Some activists see the 2018 primary contests as a continuation of the long-running progressives-versus-establishment conflict from a decade ago between former DCCC chairman Rahm Emanuel and then-Democratic National Committee head Howard Dean.
“The DCCC just has to stay out of these races,” said Neil Sroka, spokesman for Democracy for America, the group founded by Dean. “Part of the reason why Democrats have been stuck in this cul-de-sac of loss over the past 10 years is we are not running the candidates who can inspire and turn out the new American majority that is essential to winning elections.”

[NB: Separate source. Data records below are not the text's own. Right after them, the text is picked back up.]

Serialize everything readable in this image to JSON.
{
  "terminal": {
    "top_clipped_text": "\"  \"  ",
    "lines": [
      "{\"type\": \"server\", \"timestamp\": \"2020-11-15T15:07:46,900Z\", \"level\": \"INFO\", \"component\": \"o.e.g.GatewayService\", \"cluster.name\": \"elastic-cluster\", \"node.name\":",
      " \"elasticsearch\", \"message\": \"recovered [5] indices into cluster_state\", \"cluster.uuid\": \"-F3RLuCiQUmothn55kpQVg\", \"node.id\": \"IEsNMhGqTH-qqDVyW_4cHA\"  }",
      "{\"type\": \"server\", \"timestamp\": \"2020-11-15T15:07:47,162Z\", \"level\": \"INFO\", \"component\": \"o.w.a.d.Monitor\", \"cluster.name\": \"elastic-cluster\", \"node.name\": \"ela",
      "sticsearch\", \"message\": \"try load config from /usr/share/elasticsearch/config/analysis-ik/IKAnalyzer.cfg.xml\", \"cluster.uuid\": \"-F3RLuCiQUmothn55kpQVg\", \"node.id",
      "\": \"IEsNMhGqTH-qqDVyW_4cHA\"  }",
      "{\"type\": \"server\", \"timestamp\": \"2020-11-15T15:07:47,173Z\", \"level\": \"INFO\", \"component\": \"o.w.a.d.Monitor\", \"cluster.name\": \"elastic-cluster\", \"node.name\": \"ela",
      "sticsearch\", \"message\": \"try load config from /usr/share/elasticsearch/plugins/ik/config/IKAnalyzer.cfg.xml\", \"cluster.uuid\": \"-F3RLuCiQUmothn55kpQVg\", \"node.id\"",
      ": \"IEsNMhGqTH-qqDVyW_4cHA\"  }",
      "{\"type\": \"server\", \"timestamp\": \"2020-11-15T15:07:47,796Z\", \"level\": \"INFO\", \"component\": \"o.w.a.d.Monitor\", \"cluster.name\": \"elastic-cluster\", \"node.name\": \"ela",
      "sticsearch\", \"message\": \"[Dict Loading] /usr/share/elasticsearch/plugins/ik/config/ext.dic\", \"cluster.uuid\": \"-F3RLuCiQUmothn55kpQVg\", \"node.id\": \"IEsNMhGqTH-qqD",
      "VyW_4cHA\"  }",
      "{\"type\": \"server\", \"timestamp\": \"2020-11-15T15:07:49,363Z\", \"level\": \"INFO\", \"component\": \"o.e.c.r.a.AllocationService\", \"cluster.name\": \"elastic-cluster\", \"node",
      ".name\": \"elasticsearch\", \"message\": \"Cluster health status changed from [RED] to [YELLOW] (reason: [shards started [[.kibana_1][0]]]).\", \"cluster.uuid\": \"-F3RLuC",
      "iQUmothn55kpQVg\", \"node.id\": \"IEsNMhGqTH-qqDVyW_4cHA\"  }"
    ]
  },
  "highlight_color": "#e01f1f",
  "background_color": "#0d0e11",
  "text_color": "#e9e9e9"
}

The party’s opposition to Moser in Houston may have backfired, since it focused national attention and helped spike her fundraising. She produced an ad before Tuesday’s Texas primary in which she talked about “rejecting the system where Washington party bosses tell us who to choose.”
“Texans don’t like being told what to do and I think that was the biggest miscalculation,” Moser said by phone.
Pannill Fletcher is trying to focus on other issues in the race than the DCCC’s action.
“My opponent is and has always been John Culberson,” she told supporters at her victory party Tuesday night.
Voter Michelle Umengan, a pediatrician who cast her ballot for Moser, said the candidate’s comments were “insensitive” but not a deal-breaker.
“It’s definitely more offensive to have the DCCC spend time and money smearing one of their own,” she said. “Moser was born and raised in Houston. I think her Houston upbringing is well balanced with the perspective of her worldly career. That’s more important than any distaste she might have for small town living.”